Tales of the Red House - 1931-1938

Posted 4/26/2021

Grandiose plans are revised to fit with reality.

Grandiose plans and high hopes for developing the upriver property (near Nazareth Hall) were aborted with the advent of the Great Depression following the crash of 1929.  As a result the novitiate never became a reality. A large brick house on the property was renovated and the novices took possession in 1931. After 7 years, however, the novitiate moved back to Toledo.

Those who pioneered living in the Red House from 1931-1938 can recall the primitive conditions in which they spent their noviceship. Sister Perpetua, novice directress, with her innate love of the land, tried to make good farmers out of the city dwellers. The tales they tell are many and varied.

Sister Agnes Therese tells of the mountain they found in the entrance one morning after a particularly heavy snowfall. To commemorate the event they placed Old Glory on top and labeled the mound the North Pole.

Sister Julia Therese, official phone operator, one morning answered to find Sister Camillus, in charge of food service at Nazareth Hall reporting a cow in the garden.  To Sister’s question, “What kind of cow?” the indignant reply: “A big cow!

These were depression years and more than one novice wore a “see-through” habit.
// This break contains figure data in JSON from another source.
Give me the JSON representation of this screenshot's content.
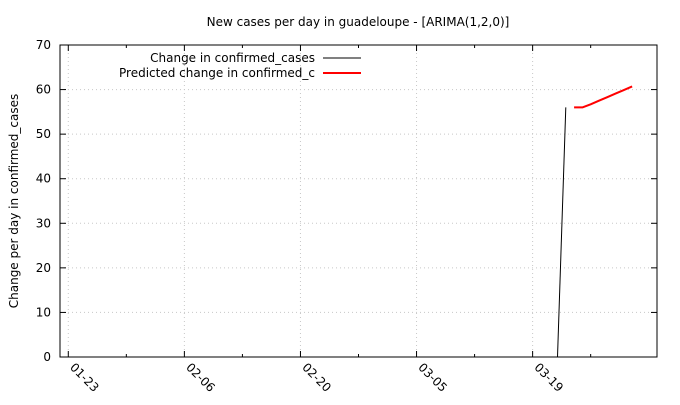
{
  "chart_data": {
    "type": "line",
    "title": "New cases per day in guadeloupe -  [ARIMA(1,2,0)]",
    "xlabel": "",
    "ylabel": "Change per day in confirmed_cases",
    "x_type": "date",
    "xlim": [
      "2020-01-22",
      "2020-04-03"
    ],
    "ylim": [
      0,
      70
    ],
    "x_ticks": [
      {
        "date": "2020-01-23",
        "label": "01-23"
      },
      {
        "date": "2020-02-06",
        "label": "02-06"
      },
      {
        "date": "2020-02-20",
        "label": "02-20"
      },
      {
        "date": "2020-03-05",
        "label": "03-05"
      },
      {
        "date": "2020-03-19",
        "label": "03-19"
      }
    ],
    "y_ticks": [
      0,
      10,
      20,
      30,
      40,
      50,
      60,
      70
    ],
    "grid": true,
    "legend_position": "top-left",
    "series": [
      {
        "name": "Change in confirmed_cases",
        "color": "#000000",
        "points": [
          {
            "x": "2020-03-22",
            "y": 0
          },
          {
            "x": "2020-03-23",
            "y": 56
          }
        ]
      },
      {
        "name": "Predicted change in confirmed_c",
        "color": "#ff0000",
        "points": [
          {
            "x": "2020-03-24",
            "y": 56
          },
          {
            "x": "2020-03-25",
            "y": 56
          },
          {
            "x": "2020-03-26",
            "y": 56.7
          },
          {
            "x": "2020-03-27",
            "y": 57.5
          },
          {
            "x": "2020-03-28",
            "y": 58.3
          },
          {
            "x": "2020-03-29",
            "y": 59.1
          },
          {
            "x": "2020-03-30",
            "y": 59.9
          },
          {
            "x": "2020-03-31",
            "y": 60.7
          }
        ]
      }
    ]
  }
}
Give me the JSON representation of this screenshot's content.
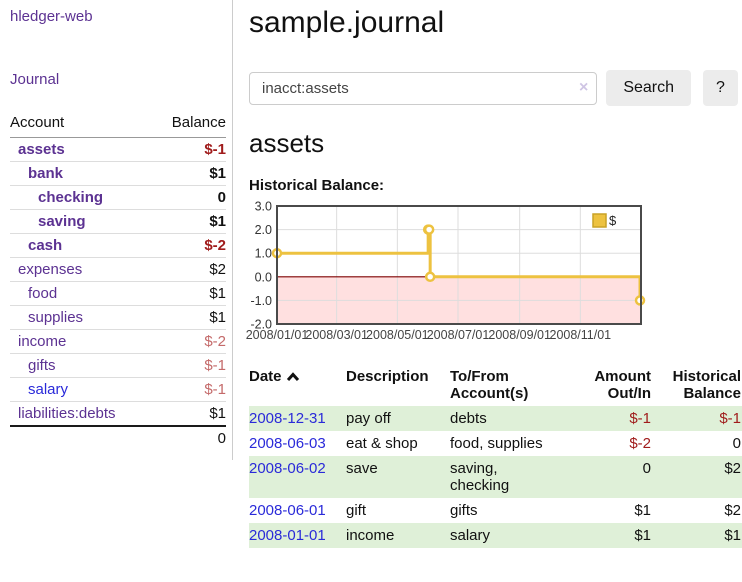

At one of the daily lecture meetings, Sister Martina was heard to acknowledge her fault of wearing torn clothing only to leave the evidence in the form of a patch on the floor behind her.

After a particularly hard day, Sister Perpetua directed a novice to pass the grape juice. A rule of etiquette was that no one tasted the juice until all had been served. After taking a sip, Sister Perpetua inquired of the novice where she got the juice, and when told in the usual place, hurriedly told the group to drink it and go directly to bed.